The country’s domestic motorcycle sales increased 15% to 378,720. That 2021 total was 14% less than in 2019.

The Bank of Japan predicted in its January 2022 Outlook for Economic Activity and Prices released yesterday that the country’s real gross domestic product increased during last year’s second quarter and then decreased in the third. “Mainly due to a drop in consumption of durable goods, such as automobiles, that was affected by supply-side constraints, private consumption also declined, with services consumption being at a low level in reflection of the Delta [COVID-19] variant,” it said.

The bank explained that the output gap – which captures the utilization of labor and capital – deteriorated slightly for the July-September quarter of 2021, “reflecting declines in the capacity utilization rate and working hours for the manufacturing industry, particularly the automobile industry, with economic activity, such as in the face-to-face services industry, remaining restrained due to the spread of COVID-19.”

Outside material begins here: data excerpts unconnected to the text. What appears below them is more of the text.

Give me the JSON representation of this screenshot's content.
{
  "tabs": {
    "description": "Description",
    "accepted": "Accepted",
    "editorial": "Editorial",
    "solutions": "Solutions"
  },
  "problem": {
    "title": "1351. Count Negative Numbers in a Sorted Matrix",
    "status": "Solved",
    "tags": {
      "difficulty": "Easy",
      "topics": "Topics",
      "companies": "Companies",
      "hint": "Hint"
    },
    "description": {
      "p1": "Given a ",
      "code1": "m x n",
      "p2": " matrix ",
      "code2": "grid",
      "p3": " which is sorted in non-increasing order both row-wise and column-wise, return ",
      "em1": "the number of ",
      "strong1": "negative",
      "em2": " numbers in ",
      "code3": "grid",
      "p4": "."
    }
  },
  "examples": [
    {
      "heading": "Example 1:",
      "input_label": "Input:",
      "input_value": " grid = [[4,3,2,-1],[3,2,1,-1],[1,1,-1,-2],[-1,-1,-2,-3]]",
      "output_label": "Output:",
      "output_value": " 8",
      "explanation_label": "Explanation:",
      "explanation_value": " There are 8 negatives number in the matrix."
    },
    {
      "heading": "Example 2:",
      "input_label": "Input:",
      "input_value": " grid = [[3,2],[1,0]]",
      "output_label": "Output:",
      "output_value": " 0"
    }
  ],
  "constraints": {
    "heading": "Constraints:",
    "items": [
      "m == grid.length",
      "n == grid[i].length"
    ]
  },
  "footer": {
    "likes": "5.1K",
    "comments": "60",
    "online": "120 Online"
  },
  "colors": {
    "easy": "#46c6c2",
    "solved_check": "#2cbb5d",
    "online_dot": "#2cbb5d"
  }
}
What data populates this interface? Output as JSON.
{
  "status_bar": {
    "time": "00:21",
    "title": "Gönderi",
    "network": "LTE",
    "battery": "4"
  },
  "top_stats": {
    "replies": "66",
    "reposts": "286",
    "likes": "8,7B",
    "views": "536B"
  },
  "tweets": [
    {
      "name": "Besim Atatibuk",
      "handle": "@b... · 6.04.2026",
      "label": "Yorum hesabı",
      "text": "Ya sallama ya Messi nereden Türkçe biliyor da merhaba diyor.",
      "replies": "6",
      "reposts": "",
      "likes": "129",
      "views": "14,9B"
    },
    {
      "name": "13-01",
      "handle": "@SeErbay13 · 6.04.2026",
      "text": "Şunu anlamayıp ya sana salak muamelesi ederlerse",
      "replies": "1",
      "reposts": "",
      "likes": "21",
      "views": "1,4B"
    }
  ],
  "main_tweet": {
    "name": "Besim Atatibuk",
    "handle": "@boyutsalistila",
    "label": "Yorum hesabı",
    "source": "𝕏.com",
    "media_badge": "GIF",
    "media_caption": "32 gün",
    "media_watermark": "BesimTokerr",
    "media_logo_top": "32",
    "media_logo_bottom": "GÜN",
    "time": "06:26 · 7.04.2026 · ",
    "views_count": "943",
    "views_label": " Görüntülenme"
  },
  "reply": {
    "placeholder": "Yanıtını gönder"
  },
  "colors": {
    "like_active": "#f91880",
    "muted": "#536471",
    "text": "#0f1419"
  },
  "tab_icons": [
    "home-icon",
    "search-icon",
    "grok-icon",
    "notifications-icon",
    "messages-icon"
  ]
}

Current profits have deteriorated for manufacturers in the automobile and related industries due to the effects of supply-side constraints, the bank said, but this is expected to eventually change. “Industrial production is likely to increase, particularly for automobile-related and digital-related goods, as the effects of supply-side [disruptions] wane.”

The bank was more optimistic about the future. “In the corporate sector, exports and production are expected to increase firmly, supported by steady external demand, as the effects of supply-constraints wane,” it stated. “In the household sector, with vigilance against COVID-19 and the effects of supply-side constraints on automobiles waning, private consumption is likely to recover, particularly for face-to-face services and durable goods.”